Recommendation: Proposal 2 seems like the better option to us, as it avoids duplication, and seems to be most consistent with current inventory.json structure.
In some cases it might not be possible to know which files are located in which archive.
That's usually in case of binary split archives, where the archive is split into several parts.
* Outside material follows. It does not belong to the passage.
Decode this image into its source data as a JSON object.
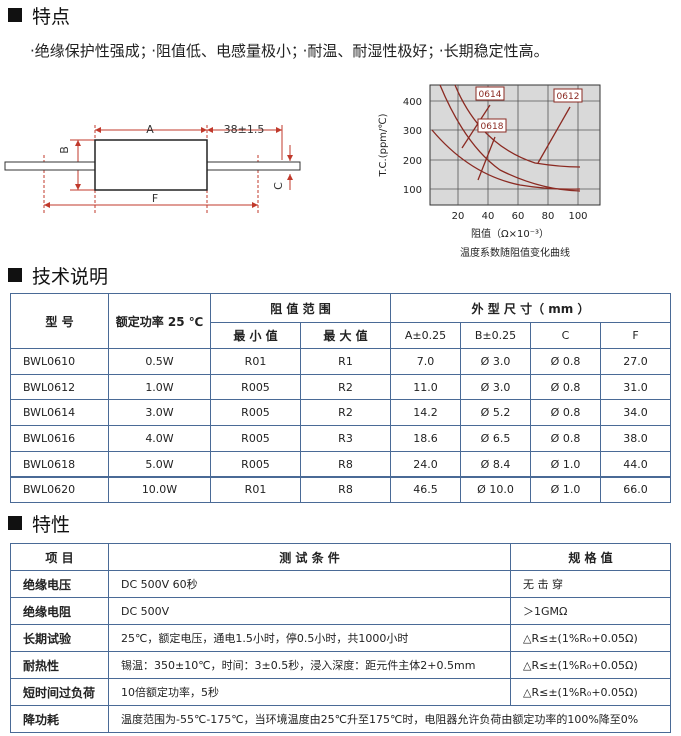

In that case the archiveManifest
block would list all files as belonging to the main archive, for example:
Proposition 1:
{
"state": {
"d66d80...8bd": [ "checksum.md5" ],
"2b0ff8...620": [ "preservation/large-image.tiff" ],
"921d36...877": [ "view/large-image.jpg" ]
},
"archiveManifest": {
"fda345...34a": [ "content.zip" ],
"adf234...53f": [ "content.z01" ],
"ea443b...76e": [ "content.z02" ]
},
"archiveContents": {
"fda345...34a": [ "d66d80...8bd", "2b0ff8...620", "921d36...877" ]
}
}
Proposition 2:
{
"state": {
"fda345...34a": {
"cf83e1...a3e": [ "checksum.md5" ],
"f15428...83f": [ "preservation/image.tiff" ],
"85f2b0...007": [ "view/image.jpg" ]
}
},
"archiveManifest": {
"fda345...34a": [ "content.zip" ],
"adf234...53f": [ "content.z01" ],
"ea443b...76e": [ "content.z02" ]
}
}
This proposition would pretty much treat the binary split archives the same was as single archive files.
Recommendation: We think that this is the best way to handle this case.
We don't think this would happen at all, or at least very often.
In proposal 1 users could simply add the file identifier in several lists in archiveContents
block.
In proposal 2 users could list the file in several sub-objects in state
block.
Alternatively it can be decided that file is listed in only one archive.
Recommendation: We think that we need more information to make a definitive decision on that problem. However we think that the best solution would be to allow listing files in several archives as discussed above.